Para requerer a suspensão desse compromisso financeiro, segundo o Previd, a Prefeitura deveria comprovar que a arrecadação desde ano comparada com de 2019 caiu e quanto caiu, “somar isso com o que aumentou nos gastos em saúde pela pandemia e subtrair por recursos estaduais e federais específicos que recebeu para enfrentar pandemia”, disse o presidente. Conforme o Portal da Transparência, o Município de Dourados recebeu de recursos específicos para o combate à Covid-19 R$ 23 milhões e utilizou aproximadamente R$ 8 milhões.

A folha do Previd está hoje avaliada em torno de R$ 4.1 milhões, e com o que vai deixar de receber, se prevalecer a proposta do Executivo de suspender os repasses, significa uma perda mensal da ordem de R$ 400 mil. “Isso significa que o próximo prefeito terá que parcelar um débito de aproximadamente R$ 53 milhões, o que daria uma parcela de mais um milhão de reais por mês, somando com o parcelamento mensal atual de R$ 1.5 milhão, e elevando esse compromisso a R$ 2.5 milhões mensais”, aponta o presidente Theodoro.

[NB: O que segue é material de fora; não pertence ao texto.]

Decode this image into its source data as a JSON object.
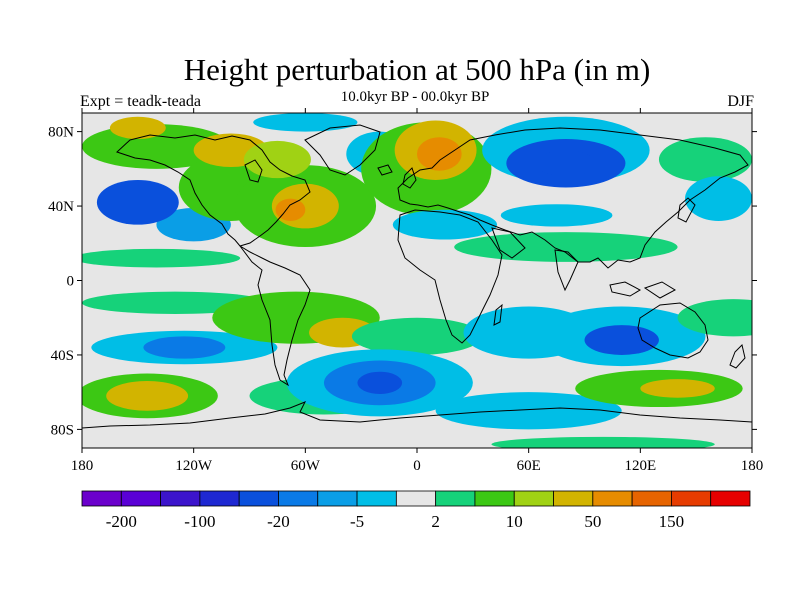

Só no ano de 2019 foram aposentados 146 servidores e encerrados seis benefícios, sendo que três se transformaram em pensão. Atualmente, o Previd tem quase 1.200 aposentados. “É preciso ter mais cuidado com o erário público”, advertem os dirigentes do Instituto de Previdência, observando recentes operações judiciais ocorridas no âmbito da Administração Pública nos últimos meses.